Phillips does an excellent job of bringing the characters to life on the page.  Especially the kids who come out with some off the wall, nonsensical stuff (like ‘Can I lick your eye?’) that only four year olds can invent.  My one complaint with Molly would be that I really wasn’t sure the decisions she made felt reasonable or logical.  People all react differently to different things, of course, but there were some decisions she made that were mildly rage-inducing and made me want to shout at the page.  It was disappointing considering Phillips gets literally everything else right.

I did enjoy the writing.  The Need is definitely more literary than commercial, and while I wouldn’t describe it as lyrical, Phillips does some things with repetition and structure that feel hard hitting, if that makes any sense.

The ending is ambiguous.  Normally this is something I avoid, I don’t like ambiguous endings ever, but for some reason it works here.  I’m attributing it to the fast build-up of suspense and the slow unraveling of everything else, as well as the allegorical nature of the book.  It’s an ambiguous ending that I somehow understood perfectly, because the allegory makes a lot of sense to me.  

All in all- not a bad little book.  If you’re interested in this because Molly is a paleobotanist I’d skip it, that’s a very small part of the book.  Otherwise it’s a super quick read (258 pages) with fast, punchy chapters, that would make for a great lazy day beach read.

The Need releases in the US on July 9, 2019 from Simon & Schuster.  Thank you to the publisher for providing me with an ARC for review.  It can be found on GoodReads or pre-ordered on Amazon.

UPDATED:  **SPOILERS AHEAD**

This is my most viewed review on my blog, and I think readers are looking for a clarification to the ending.  So here’s my interpretation:

The book is a metaphor for motherhood.  How being a mother can almost split you into two people.  You love your kids.  You’d do anything for them, to help them, give them every opportunity.  Your kids are your life.

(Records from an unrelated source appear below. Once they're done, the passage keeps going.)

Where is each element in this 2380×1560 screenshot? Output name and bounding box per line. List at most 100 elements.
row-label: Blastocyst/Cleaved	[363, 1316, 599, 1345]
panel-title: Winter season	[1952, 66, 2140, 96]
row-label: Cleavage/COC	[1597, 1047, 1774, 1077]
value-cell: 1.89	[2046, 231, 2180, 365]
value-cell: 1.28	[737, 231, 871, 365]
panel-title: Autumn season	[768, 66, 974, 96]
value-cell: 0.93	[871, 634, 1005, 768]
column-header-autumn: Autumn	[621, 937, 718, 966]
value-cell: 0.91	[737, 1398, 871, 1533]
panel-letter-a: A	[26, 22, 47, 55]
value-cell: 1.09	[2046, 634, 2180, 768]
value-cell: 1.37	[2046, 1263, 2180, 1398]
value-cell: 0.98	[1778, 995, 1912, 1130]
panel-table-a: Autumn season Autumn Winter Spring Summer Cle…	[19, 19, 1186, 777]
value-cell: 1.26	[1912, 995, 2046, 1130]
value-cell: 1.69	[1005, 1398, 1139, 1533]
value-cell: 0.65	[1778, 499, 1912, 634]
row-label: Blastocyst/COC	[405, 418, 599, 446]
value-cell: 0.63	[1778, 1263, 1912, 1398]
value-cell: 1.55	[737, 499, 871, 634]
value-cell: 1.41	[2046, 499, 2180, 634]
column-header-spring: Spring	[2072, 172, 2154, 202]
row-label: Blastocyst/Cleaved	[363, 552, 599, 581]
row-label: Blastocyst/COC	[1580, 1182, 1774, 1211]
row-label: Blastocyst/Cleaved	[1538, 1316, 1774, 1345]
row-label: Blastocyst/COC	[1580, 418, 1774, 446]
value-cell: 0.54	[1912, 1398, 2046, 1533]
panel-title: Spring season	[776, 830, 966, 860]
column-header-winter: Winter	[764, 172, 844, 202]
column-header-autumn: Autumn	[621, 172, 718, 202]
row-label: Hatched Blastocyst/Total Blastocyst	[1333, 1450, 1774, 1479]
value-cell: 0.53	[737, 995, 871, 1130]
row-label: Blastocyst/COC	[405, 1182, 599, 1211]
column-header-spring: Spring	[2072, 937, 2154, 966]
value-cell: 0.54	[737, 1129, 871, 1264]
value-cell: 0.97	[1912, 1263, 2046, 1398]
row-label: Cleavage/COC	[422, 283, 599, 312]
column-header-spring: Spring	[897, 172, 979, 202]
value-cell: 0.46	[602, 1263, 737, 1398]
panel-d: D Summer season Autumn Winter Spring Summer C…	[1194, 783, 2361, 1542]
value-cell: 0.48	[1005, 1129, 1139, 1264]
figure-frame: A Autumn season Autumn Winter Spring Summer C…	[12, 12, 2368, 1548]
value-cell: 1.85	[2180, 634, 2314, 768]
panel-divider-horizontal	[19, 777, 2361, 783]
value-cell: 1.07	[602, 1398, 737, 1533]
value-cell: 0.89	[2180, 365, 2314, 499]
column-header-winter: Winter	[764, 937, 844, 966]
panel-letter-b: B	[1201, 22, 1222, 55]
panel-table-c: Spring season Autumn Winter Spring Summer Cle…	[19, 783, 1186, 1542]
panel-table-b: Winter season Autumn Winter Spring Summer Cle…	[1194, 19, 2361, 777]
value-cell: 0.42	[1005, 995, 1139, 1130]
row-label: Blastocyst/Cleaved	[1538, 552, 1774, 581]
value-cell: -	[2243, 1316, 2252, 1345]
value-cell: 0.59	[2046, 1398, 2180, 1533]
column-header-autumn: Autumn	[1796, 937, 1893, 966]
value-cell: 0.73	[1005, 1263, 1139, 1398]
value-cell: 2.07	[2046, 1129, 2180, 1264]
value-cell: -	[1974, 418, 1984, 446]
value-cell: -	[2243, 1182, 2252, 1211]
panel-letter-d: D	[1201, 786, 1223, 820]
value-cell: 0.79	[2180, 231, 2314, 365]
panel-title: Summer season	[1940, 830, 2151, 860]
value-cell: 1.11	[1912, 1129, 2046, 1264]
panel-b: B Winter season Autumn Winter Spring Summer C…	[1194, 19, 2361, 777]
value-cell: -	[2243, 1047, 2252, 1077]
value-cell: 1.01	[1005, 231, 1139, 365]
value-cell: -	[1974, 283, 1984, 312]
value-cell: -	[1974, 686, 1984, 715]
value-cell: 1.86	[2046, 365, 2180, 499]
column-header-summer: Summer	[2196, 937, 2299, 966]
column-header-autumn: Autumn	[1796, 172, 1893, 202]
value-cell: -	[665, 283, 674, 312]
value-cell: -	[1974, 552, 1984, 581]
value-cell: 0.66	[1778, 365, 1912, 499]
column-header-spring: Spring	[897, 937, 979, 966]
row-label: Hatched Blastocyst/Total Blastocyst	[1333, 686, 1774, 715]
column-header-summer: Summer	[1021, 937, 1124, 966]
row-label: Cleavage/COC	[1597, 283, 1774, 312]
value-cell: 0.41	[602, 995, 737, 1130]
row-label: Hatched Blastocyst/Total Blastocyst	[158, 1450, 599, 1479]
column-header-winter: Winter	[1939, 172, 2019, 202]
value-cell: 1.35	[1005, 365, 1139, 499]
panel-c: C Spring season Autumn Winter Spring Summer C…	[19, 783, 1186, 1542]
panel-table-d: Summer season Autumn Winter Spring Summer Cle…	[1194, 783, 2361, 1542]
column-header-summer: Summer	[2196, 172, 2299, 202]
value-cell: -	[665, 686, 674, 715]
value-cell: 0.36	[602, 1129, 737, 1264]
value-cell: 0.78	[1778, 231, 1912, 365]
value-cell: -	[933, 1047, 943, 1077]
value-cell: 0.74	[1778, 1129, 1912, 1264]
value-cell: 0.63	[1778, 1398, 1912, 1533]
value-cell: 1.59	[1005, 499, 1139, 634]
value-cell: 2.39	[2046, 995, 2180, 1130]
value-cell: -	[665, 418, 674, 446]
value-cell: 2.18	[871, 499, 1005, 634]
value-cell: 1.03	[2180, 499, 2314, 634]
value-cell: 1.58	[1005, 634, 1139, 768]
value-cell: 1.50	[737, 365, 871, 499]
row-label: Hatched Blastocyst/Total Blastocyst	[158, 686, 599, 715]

And then there are days when you really just think: “What the hell was I thinking becoming a mother?  I could be backpacking in Europe right now!  Drinking margaritas in Mexico!  Getting a full eight hours of sleep… EVERY NIGHT.  Doing pretty much anything aside from constantly cleaning the house, picking up toys, making food and snacks, cleaning up vomit, potty training….”

I am a mother, and I know, those first few years are hard.  So hard, they make you feel like you are losing your mind.  I don’t feel like I will ever get a full eight hours of sleep ever again.

So I took the ending to be the reconciling of those two Mollys, into one Molly.  (The Molly we start with does on occasion say she considered stepping back and letting the other Molly take over, that she was a better mother, etc.)  The time warp closed, the two Mollys became one, she accepted her motherhood-dom… I don’t know.  It doesn’t work if you are looking for a literal answer.

I’m sorry I don’t have a better answer for you.  I am one of the biggest haters of ambiguous endings, and this one is far from satisfactory (like many of you, I think I’d have preferred something less ambiguous).  But for some reason in this single instance, the metaphorical ending worked for me (and it’s probably because, let’s face it, no literal ending could have buttoned up this book nicely).